Sophie started to leave the floor, but a very bleary-eyed drywaller stepped in front of her.
“You’re the most alive person I’ve ever seen,” he said.
Sophie had thought she’d heard all the two a.m. come-ons. Hell, she’d fallen for plenty of them way back when, but this was so corny she could only blink with bemusement.
“Has that ever worked? Ever?” she asked.
“No dice, champ.” Logan slid his arm around her and turned her into his chest, drawing her into the lazy rhythm of the song. “Unless you wanted to dance with him?” he asked as he created a small space so he could see her face.
His shirt was damp from all their dancing. His hands on her waist were heavy and hot enough to scald.
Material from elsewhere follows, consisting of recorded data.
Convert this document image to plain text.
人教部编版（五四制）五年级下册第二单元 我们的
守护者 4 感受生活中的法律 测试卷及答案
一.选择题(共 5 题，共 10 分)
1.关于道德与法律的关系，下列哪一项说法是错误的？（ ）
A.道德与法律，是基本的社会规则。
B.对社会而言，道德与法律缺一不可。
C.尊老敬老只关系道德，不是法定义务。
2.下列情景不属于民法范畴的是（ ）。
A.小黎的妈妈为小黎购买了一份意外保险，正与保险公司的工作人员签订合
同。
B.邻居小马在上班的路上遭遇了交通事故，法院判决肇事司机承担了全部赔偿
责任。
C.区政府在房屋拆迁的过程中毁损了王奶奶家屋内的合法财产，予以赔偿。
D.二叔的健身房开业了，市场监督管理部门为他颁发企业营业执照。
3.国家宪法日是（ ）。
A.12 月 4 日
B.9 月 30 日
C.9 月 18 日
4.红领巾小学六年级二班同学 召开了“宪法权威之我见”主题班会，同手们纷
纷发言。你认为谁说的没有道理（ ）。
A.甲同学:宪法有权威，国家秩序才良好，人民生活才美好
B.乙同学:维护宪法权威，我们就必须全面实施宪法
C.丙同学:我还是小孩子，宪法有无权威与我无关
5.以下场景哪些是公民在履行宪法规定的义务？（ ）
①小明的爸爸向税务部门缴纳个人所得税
“No, but I should get home.” Her feet shuffled into the slow beat, though, so she swayed in time with him. Their bodies brushed and she let herself lean a little closer.
The band sang a lyric about the gates of love budging an inch and she kept her gaze pinned on the hollow at the base of his throat.
Leave, she told herself, but she stayed in a state of heaven and hell, thinking of all the times she had left with the wrong guy, wishing Logan had been the one taking her home. He would be tonight, but not in the way that mattered. Not forever.
He had called his life in Florida hollow. Hers had been so full all these years it was often too full, but there was a pocket of emptiness in it, too. It was a Logan-shaped hole that she had packed with graveled resentment and hostility, then papered over with Never Again.
Those sorts of patches never stuck, though. It was splitting and spilling and she could feel that empty space growing inside her again.
The last notes petered out and the lights went up and all the couples broke apart.
Sophie felt sweaty and melancholy as they trailed outside to begin walking home by the flashlights on their phones.
“Did you get your credit card?” Emma asked Reid.
“I told them to put all our drinks on Logan’s tab. They’ll settle up with him next time he’s in.”
“Joke’s on you. I’m going to expense it,” Logan said.
“The joke is on them.” Sophie thumbed at Reid and Emma. “They have a houseful of kids to wake up to. Thank you for that, by the way. Oh wait. The joke is on me,” she realized with a groan. “I have a nine-year-old’s birthday party tomorrow. That’s going to be loud.”
“We have played this so smart, Em.” Reid looped his arm around his wife. “It’s Logan’s day with Storm. See you at seven, bro. Oh wait. I’ll still be in bed.”
“We promised the kids you’d make pancakes,” Emma said over her shoulder. “But Imogen is a great helper. She hardly ever gets eggshell in the batter anymore.”
“Yeah, yeah,” Logan said as they reached the spot where the Fraser driveway split off from the lane that led to Sophie’s driveway and the rest of the houses along the flats behind the bluff. “You kids go home and have some of that loud sex you like to have. I’m sure Delta has learned to sleep through it.”
“Why does he have to ruin everything?” Reid asked Emma as they started up the hill.
She said something that made him chuckle, but Sophie didn’t catch it.
The night closed in around her and Logan as they continued along the lane.
Despite the glow off her phone, Sophie staggered when her foot turned on a small, round rock.
“Okay?” Logan caught her elbow.
“Why do I get the feeling you’re not as drunk as me?”
“I outweigh you by fifty pounds and I train for nights like this.”
He didn’t actually drink that much. He often had a beer with Gramps at the end of the day, but not always. If he did, it was usually just the one. As far as she could tell, he didn’t drink at all if it was his shift with Storm.
“How drunk are you?” he asked in a tone that instantly made her cautious.
“Not sober enough for whatever you’re thinking about suggesting.”
“I don’t want sex.” He sounded insulted. “I wondered if you were going to remember something if I say it.”
“Do you want me to?”
“Yes.”
“What?”
He stopped and turned off his flashlight. Her own glowed in a circle around her feet as she stopped to look at his silhouette.
“I’m sorry.” His voice was low, but firm and sincere. Powerful enough to shake the ground beneath her feet.
“For?” She braced herself, not sure she wanted to know. Not sure she wanted to go all the way back to that. Not now. Not ever.
He drew a breath and slowly blew it out. His head turned so he looked out to where the wind was coming in off the water and the sound of waves washing against the shore was a steady rush.
“For hurting you. For taking advantage of the way you felt about me. It’s no excuse to say that I needed to reinvent myself away from here, but that’s what it was. That’s why I didn’t want you to come with me. My screwed-up relationship with my father—with my whole family—was never yours to fix so I shouldn’t have turned to you when I was looking for ways to avoid him back then. That was childish and selfish.”
“It was.” She folded her arms, trying to tamp down on the ache that was rising in her chest like a breaching orca.